CS: The technology was there; it just wasn’t accessible to us. Slow motion is something that came as a huge surprise to me in that it is extremely inaccessible or has been. There is only one camera (Sony FS700) on market that “over-cranks” and it retails for $8,000. I think every video with high-speed has some FS700 footage in it.

There are two things that we get from slow motion: the ability to perceive something that is normally imperceptible, which is where you see 1,000 frames per second. Off the top of my head, the chainsaw with the ice particulate (in the Aviary ice video), it just sort of floats there at that speed. Another example is the shots of the components of the chocolate dessert (in the Aviary video) where they just (appear) to float away. There is also the aesthetic, emotional side of it where an easy way to heighten the dramatic content. When you look at the Alinea intro video, you will see examples of both of those. I should add a third one to that list and that is liquid. Whenever you see liquid pouring, it is always at high-speed. Whenever you see liquid pouring in a commercial, it is always 120 or 240 frames a second. You are so used to seeing it, that you don’t even think of it as slow motion. There are so many cliché’s like that. An example of emotional content would be shots in the Alinea kitchen where people are walking down the pass in slow motion. I use it for technical and emotional reasons.

C: Do you have a lot of creative control?

CS: I have enormous creative control and that is due to the generosity of my employers. One thing I really like about this company is that, in my experience, if you take ownership of something, you will be given it. What I came to realize was that the people that are successful took it upon themselves. I am literally the person who is doing all the technical work. I am mixing the sound, cataloging the footage, I am operating the camera, recording the audio, and editing. Editing audio is often more time consuming than editing the images. You will finish cutting the piece and spend 3 days editing the sound.

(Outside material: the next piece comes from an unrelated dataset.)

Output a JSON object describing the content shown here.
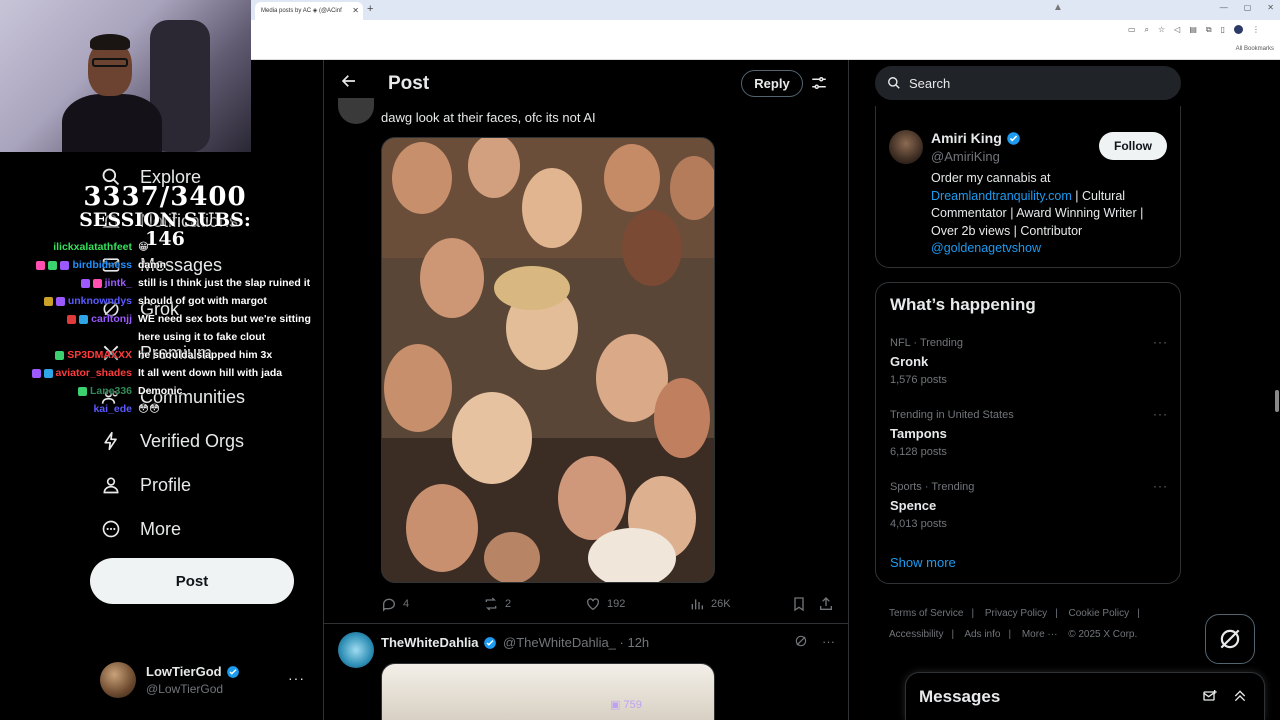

Chicagoist: Do you storyboard anything?

CS: We do storyboard most of the stuff. I can’t draw to save my life. So, some of the more simple stuff will be shot lists. For more complicated stuff, there is full storyboard’s. There just is no other way to get everybody on the same page on what you are trying to achieve. With the Alinea video, we had so much equipment. Probably $750,000 worth of equipment in the restaurant and it was basically Gary Adcock and myself moving the stuff back and forth. You have to be organized.

Chicagoist: You mentioned the electronic cookbooks earlier; do you think they will be released?

CS: They have been talking about a couple different things that I can’t really share at this time, but yes, I am still photographing and we are still producing content. When and how they are released publicly, I don’t honestly know.